Interval scheduling is a basic problem in the theory of algorithms and a classical task in combinatorial optimization. We develop a set of techniques for partitioning and grouping jobs based on their starting and ending times, that enable us to view an instance of interval scheduling on many jobs as a union of multiple interval scheduling instances, each containing only a few jobs. Instantiating these techniques in dynamic and local settings of computation leads to several new results.
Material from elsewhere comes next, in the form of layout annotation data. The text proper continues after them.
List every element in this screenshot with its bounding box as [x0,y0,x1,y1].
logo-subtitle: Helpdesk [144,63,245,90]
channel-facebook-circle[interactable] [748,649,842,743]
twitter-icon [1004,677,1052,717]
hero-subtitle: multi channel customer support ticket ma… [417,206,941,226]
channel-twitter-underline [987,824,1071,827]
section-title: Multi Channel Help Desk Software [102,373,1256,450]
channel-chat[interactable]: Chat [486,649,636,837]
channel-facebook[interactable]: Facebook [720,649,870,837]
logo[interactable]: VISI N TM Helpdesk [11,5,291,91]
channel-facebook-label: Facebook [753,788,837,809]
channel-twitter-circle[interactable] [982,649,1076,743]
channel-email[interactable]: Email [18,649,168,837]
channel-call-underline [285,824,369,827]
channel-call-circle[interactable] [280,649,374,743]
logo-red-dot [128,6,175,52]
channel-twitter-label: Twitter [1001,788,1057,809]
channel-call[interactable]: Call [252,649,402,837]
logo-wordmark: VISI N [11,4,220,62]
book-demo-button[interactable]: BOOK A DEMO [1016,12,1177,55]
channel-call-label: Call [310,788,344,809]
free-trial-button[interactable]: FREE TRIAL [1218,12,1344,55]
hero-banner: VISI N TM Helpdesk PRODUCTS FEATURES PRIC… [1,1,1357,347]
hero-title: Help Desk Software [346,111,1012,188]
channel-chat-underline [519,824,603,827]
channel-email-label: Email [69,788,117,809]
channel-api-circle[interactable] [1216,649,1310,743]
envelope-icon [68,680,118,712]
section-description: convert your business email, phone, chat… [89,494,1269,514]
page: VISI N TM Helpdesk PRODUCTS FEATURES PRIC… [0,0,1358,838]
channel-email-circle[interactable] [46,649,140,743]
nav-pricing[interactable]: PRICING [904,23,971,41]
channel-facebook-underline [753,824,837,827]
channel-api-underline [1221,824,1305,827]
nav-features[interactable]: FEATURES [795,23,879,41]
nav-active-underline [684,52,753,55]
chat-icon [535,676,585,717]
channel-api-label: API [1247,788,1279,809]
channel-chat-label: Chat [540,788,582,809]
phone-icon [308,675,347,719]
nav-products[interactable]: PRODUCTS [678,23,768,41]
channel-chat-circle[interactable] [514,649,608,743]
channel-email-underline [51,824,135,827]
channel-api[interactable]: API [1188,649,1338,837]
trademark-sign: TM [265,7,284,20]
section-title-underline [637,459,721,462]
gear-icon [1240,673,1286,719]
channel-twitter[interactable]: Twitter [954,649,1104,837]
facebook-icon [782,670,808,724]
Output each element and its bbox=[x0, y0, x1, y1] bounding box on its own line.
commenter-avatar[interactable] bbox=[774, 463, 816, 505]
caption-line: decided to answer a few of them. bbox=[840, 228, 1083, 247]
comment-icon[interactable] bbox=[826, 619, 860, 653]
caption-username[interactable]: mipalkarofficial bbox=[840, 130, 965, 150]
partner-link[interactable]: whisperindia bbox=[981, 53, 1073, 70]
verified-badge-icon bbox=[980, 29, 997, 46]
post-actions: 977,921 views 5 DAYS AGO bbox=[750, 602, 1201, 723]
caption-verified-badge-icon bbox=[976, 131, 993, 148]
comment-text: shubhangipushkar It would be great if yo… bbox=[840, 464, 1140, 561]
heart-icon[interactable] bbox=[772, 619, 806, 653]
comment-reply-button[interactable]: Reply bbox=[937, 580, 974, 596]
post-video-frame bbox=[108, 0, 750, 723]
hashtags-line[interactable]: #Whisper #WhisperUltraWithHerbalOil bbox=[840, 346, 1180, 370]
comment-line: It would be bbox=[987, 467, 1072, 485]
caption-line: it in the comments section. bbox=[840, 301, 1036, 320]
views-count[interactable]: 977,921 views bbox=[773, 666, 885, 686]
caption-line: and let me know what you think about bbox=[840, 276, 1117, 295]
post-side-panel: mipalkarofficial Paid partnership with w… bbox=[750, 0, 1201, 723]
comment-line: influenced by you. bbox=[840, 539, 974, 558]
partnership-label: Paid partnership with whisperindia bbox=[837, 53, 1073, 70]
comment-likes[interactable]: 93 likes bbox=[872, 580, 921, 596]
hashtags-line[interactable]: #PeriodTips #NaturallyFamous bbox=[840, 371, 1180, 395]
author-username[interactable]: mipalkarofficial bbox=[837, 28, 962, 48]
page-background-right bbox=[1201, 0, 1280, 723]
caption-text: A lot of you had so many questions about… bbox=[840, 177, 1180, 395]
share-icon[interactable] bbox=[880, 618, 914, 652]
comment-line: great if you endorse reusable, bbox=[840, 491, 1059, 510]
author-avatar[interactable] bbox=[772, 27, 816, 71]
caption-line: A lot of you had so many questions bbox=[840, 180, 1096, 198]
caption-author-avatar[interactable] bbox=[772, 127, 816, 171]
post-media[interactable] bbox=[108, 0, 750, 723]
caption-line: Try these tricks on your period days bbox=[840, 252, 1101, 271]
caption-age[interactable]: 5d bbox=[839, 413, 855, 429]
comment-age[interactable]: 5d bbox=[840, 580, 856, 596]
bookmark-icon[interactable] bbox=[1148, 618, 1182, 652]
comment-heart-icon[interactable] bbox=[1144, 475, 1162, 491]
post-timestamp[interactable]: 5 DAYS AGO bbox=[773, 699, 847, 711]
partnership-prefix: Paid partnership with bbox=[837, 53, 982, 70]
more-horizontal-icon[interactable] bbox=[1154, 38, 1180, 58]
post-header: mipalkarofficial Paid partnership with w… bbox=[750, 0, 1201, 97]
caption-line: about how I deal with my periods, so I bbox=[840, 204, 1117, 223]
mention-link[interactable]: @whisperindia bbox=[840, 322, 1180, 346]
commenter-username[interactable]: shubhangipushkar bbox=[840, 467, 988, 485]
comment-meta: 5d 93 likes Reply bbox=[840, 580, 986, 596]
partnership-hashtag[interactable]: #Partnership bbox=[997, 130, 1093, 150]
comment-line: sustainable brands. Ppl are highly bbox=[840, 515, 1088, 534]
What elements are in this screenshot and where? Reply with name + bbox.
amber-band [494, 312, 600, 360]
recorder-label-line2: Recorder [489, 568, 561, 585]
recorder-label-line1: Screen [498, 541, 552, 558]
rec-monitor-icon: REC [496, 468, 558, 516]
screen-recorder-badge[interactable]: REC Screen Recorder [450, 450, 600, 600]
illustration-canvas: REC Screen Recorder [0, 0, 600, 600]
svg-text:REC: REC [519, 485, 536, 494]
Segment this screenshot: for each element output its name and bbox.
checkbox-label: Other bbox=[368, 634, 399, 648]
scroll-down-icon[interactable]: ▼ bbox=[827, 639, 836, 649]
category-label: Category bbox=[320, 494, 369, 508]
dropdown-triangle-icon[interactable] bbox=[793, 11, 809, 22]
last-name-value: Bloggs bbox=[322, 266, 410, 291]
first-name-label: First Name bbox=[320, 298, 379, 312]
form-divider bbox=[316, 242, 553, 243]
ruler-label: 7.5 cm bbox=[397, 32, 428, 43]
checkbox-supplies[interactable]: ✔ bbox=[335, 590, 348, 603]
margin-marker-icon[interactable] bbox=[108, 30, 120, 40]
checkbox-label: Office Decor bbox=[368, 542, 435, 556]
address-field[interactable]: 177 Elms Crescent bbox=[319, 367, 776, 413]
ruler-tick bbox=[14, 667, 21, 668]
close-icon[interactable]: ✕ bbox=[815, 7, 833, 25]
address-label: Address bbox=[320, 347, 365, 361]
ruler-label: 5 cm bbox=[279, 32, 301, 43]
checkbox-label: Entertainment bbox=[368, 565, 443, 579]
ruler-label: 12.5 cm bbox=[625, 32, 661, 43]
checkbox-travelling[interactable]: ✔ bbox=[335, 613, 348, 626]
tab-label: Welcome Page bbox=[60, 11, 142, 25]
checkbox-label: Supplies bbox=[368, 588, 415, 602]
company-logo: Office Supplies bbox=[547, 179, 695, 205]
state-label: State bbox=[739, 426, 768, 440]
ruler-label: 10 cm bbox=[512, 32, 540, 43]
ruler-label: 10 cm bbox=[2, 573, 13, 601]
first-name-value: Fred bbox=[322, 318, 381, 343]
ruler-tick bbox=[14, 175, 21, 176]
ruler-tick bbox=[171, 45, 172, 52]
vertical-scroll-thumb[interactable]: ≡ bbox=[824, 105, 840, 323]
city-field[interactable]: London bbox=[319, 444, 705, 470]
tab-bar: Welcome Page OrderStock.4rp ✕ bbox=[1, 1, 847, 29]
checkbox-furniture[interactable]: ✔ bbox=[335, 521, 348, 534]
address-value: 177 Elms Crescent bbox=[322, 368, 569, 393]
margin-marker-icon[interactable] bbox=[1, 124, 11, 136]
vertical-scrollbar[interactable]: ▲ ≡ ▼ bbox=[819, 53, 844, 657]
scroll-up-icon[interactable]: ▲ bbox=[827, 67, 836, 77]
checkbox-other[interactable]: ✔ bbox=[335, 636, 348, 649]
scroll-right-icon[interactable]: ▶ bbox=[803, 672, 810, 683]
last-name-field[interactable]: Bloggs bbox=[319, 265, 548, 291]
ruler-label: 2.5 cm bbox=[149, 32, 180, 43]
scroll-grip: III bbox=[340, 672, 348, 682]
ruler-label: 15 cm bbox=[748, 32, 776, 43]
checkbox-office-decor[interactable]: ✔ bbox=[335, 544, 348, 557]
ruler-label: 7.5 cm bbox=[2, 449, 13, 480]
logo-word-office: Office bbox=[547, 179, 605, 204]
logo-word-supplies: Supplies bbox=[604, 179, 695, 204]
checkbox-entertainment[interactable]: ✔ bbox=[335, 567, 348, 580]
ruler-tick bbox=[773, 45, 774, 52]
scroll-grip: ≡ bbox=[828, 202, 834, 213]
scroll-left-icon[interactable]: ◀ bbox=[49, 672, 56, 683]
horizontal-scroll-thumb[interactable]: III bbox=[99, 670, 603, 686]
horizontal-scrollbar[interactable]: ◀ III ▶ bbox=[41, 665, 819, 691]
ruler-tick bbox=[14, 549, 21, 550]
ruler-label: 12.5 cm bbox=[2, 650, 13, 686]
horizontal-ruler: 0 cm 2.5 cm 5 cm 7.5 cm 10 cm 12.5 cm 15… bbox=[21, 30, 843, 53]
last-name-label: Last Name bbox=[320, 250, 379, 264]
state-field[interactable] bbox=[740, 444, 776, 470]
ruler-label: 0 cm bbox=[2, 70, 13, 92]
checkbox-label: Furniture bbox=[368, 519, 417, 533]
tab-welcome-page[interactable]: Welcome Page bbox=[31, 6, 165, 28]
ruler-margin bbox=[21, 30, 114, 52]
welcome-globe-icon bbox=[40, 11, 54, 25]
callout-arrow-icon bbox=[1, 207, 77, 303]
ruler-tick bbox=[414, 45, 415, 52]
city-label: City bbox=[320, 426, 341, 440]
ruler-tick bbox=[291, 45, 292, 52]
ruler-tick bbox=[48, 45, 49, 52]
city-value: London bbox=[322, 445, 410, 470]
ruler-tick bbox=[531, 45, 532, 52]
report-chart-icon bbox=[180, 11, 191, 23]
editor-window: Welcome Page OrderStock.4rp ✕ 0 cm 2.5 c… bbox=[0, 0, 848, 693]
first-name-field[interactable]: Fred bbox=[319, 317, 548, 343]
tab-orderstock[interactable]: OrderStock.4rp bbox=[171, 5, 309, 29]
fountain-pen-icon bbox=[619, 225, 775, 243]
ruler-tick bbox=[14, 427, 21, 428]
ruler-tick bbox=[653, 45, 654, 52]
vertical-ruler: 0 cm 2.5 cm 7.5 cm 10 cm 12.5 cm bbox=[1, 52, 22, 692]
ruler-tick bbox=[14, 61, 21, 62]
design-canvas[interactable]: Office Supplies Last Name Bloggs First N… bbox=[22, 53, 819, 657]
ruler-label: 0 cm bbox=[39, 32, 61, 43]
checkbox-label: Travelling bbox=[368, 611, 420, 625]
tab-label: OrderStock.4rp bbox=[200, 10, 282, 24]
For $(1+\varepsilon)$-approximation of job scheduling of $n$ jobs on a single machine, we develop a fully dynamic algorithm with $O(\frac{\log{n}}{\varepsilon})$ update and $O(\log{n})$ query worst-case time. Further, we design a local computation algorithm that uses only $O(\frac{\log{N}}{\varepsilon})$ queries when all jobs are length at least $1$ and have starting/ending times within $[0,N]$. Our techniques are also applicable in a setting where jobs have rewards/weights. For this case we design a fully dynamic deterministic algorithm whose worst-case update and query time are $\operatorname{poly}(\log n,\frac{1}{\varepsilon})$. Equivalently, this is the first algorithm that maintains a $(1+\varepsilon)$-approximation of the maximum independent set of a collection of weighted intervals in $\operatorname{poly}(\log n,\frac{1}{\varepsilon})$ time updates/queries. This is an exponential improvement in $1/\varepsilon$ over the running time of a randomized algorithm of Henzinger, Neumann, and Wiese ~[SoCG, 2020], while also removing all dependence on the values of the jobs' starting/ending times and rewards, as well as removing the need for any randomness. We also extend our approaches for interval scheduling on a single machine to examine the setting with $M$ machines.

翻译：区间调度是算法理论中的基本问题，也是组合优化领域的经典任务。我们开发了一套基于任务开始和结束时间进行划分与分组的技术，使大量任务的区间调度实例可视为多个仅含少量任务的区间调度实例的并集。将这些技术应用于动态和本地计算场景，产生了若干新结果。针对单台机器上$n$个任务的$(1+\varepsilon)$-近似调度，我们设计了一个全动态算法，其最坏情况下更新时间为$O(\frac{\log{n}}{\varepsilon})$，查询时间为$O(\log{n})$。此外，当所有任务长度至少为$1$且起止时间位于$[0,N]$内时，我们提出了一种仅需$O(\frac{\log{N}}{\varepsilon})$次查询的本地计算算法。该技术同样适用于任务带有奖励/权重的场景。针对此类情形，我们设计了全动态确定性算法，其最坏情况下的更新和查询时间为$\operatorname{poly}(\log n,\frac{1}{\varepsilon})$。等价地，这是首个在$\operatorname{poly}(\log n,\frac{1}{\varepsilon})$时间更新/查询内保持加权区间集最大独立集$(1+\varepsilon)$-近似的算法。相较于Henzinger、Neumann和Wiese~[SoCG, 2020]的随机算法，该算法在$1/\varepsilon$维度上实现了指数级改进，同时消除了对任务起止时间及奖励值的依赖，并完全去除了随机性需求。我们还扩展了单台机器上的区间调度方法，进一步探讨了含$M$台机器的场景。